Und für diese kurze Weile vergaß sie alles; sie tanzte zurück um all die Jahre, die in ihrem Gesicht verzeichnet standen wie Einnahmen und Ausgaben in den Papieren eines getreuen Buchhalters, zurück bis in irgendein kaum noch erinnerbares Kinderland, und noch weiter, noch tiefer zurück; und sie vergaß, daß es längst schon zu spät war für irgendein Leben der Art, wie der Mann, der sie tanzend dahin entführte, es anbot; zu spät, doch zu spät seit wann? Irgend einmal mußte etwas geschehen sein in ihrem Leben, irgend etwas, das nicht mehr rückgängig, nicht mehr ungeschehen zu machen war; irgend etwas, das damals gewiß noch kein Geschehen war, sondern erst ein unkenntlicher Anfang eines Geschehens, aber eben doch schon der Anfang, nur noch nicht offenbar: eine erste schadhafte Stelle entstand im Geweb des Glücks; jene Stelle, wo es viel später einmal reißen wird, das Geweb.

Niemand vermöchte zu sagen, wann etwas in Wahrheit begonnen hat. Ein Krieg beginnt ja nicht mit dem ersten Schuß, und der Ruin eines Hauses beginnt nicht erst damit, daß ein Stück Verputz von der Decke fällt, und ein Mensch beginnt unglücklich zu sein nicht erst dann, wenn ihm die erste Unbill widerfährt. Und so sah er in ihrem Gesicht denn auch nicht nur ihr Leben, über welches wer weiß schon wie viele fremde Menschenleben ihren Weg genommen hatten, Spuren in ihrem Leben als Spuren in ihrem Gesicht hinterlassend wie Räder auf blanker Erde; sondern er sah darin auch, was ungelebt hatte bleiben sollen, wer weiß warum ...

Viele Gesichter hatte er so schon gesehen, meist nachts in Schenken, Kaschemmen, an Hausecken, unter Torbogen, wo der Abend sein Strandgut ablädt und einem ungnädigen Morgen überantwortet; viele Gesichter, zerrissen wie die Erde eines Manöverfeldes, zerstört, vernichtet, unkenntlich gemacht; Gesichter, im Stich gelassen von denen, die irgend wann einmal die uneingeschränkten Eigentümer dieser Gesichter gewesen sein mußten, nun aber ihre Gesichter aufgegeben, ihre Gesichter verloren hatten, nunmehr unfähig oder unwillig, all dem fremden Leben, das über das eigene hinging, eben dieses, das eigene Leben, entgegenzusetzen. Sie aber tat das noch. Unter all den verworrenen Zeichen und Chiffren, die ihrem Gesichte unauslöschlich eingegraben waren, stand unversehrt ihre Schönheit; und ihm schien, als brauche er nur diesen Vorhang, gewebt aus Harm und Elend und hundertfacher Erniedrigung, beiseite zu schieben, um diese Schönheit für immer ans Licht zu bringen.

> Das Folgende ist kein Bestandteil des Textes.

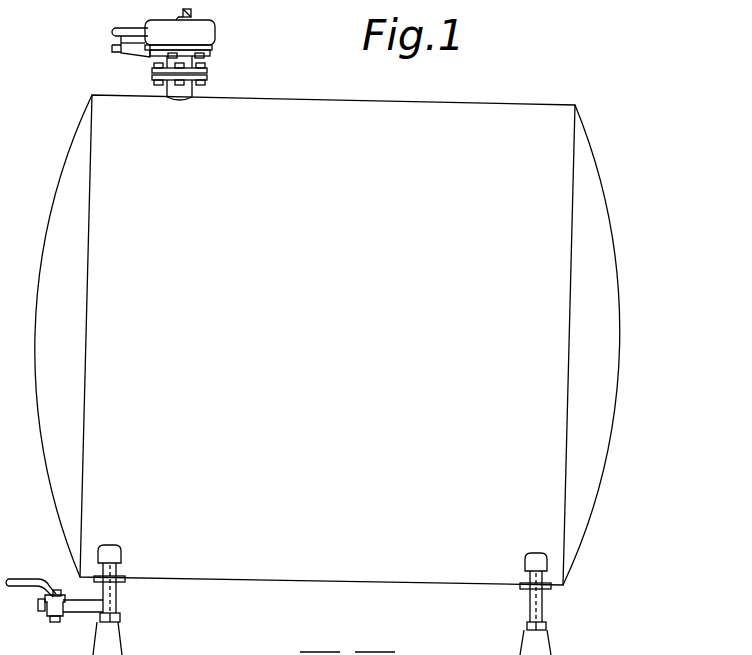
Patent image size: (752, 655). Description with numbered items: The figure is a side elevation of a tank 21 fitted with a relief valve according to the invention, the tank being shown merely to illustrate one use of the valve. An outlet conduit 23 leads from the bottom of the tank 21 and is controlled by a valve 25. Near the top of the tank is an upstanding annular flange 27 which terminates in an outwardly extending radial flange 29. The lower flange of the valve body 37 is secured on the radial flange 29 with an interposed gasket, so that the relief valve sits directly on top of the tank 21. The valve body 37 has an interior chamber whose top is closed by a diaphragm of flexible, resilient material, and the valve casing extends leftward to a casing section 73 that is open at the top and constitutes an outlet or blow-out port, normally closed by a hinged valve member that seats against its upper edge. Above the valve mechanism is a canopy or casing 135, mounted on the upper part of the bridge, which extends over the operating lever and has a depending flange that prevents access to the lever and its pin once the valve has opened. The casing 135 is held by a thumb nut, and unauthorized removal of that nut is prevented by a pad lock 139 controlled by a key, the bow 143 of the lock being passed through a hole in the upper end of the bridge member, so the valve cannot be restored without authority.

The tank 21 is at (604, 234).
The outlet conduit 23 is at (90, 607).
The valve 25 is at (60, 595).
The upstanding annular flange 27 is at (195, 90).
The radial flange 29 is at (207, 73).
The valve body 37 is at (212, 55).
The casing section 73 is at (132, 42).
The canopy or casing 135 is at (207, 32).
The pad lock 139 is at (360, 641).
The bow 143 is at (306, 641).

Und so, wie sie zurück und heraustanzte aus dem Leben, welches sie gar nicht mehr wegdenken konnte von sich: so vergaß nun er für eine kurze Weile, daß die Welt eine Scheibe war, eine Scheibe mit einer Oberseite und einer Unterseite, zwischen denen es keine Verbindung gab, denen gar nichts gemeinsam war, die einander entfremdet waren vom Anbeginn an durch ein undurchschaubares Verhängnis. Er wollte nicht wahrhaben, daß auch dieses Gesicht, das schon hundertfältig gezeichnet war, einmal verwüstet sein würde, und er wandte all seine beschwingte Kraft gegen diese Befürchtung; und er fühlte sich fähig, alles zu tun und alles zu lassen, was auch immer zu tun oder zu lassen sein müßte, um dieses Gesicht zu retten vor dem Ruin. Aber es gab keine Rettung, das wußte er ja, wütend und ohnmächtig wie ein Kettenhund mußte er zusehen, wie dieses Wissen stärker war als jede Bemühung, Geschehenes ungeschehen zu machen.

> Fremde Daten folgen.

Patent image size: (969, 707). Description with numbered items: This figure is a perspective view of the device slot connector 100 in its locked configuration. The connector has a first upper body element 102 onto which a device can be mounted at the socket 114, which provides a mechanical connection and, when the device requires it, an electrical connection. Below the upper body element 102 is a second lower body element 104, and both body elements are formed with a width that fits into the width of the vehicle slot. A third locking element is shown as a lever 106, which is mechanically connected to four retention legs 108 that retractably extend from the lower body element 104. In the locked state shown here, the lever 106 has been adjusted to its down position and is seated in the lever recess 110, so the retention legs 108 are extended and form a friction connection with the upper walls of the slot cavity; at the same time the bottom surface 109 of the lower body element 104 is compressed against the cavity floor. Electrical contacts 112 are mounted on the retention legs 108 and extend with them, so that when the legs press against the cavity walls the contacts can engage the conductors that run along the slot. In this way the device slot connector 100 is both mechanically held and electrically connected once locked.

Noch wehrte er sich gegen dieses bittere Wissen, und als er am nächsten Morgen, mit dem Geschmack von Kupfer auf der Zunge, erwachte, da war sein erster Gedanke: wie sich zu wehren dagegen, und ob es der Liebe nicht doch gelänge, die Welt so rund zu machen, wie sie sein sollte. Doch er wußte, was den Abend zuvor geschehen war: daß er sie, an deren Rettung er jetzt dachte, nur hochgehoben hatte, und daß sie jetzt nur um so tiefer fallen würde. Er hörte auf, sich Rechenschaft darüber zu geben. Er erinnerte sich gerade noch ihres Gesichts, in dem die Schönheit noch einmal aufgeleuchtet hatte wie die Architektur eines Hauses, wenn das Feuer darin wütet und alles verzehrt hat bis auf die nackten Mauern, zwischen die der Dachstuhl funkenstiebend niederbricht; ihres Gesichts mit den ohne jedes Begehren auf ihn gerichteten Augen, unter denen, herabgelassenen Portieren gleich, ungemein groß und schwarz und fein getäfelt die Tränensäcke bis auf die Backenknochen heruntergesunken waren, oder gleich dem Kleid, das eine Frau hat fallenlassen.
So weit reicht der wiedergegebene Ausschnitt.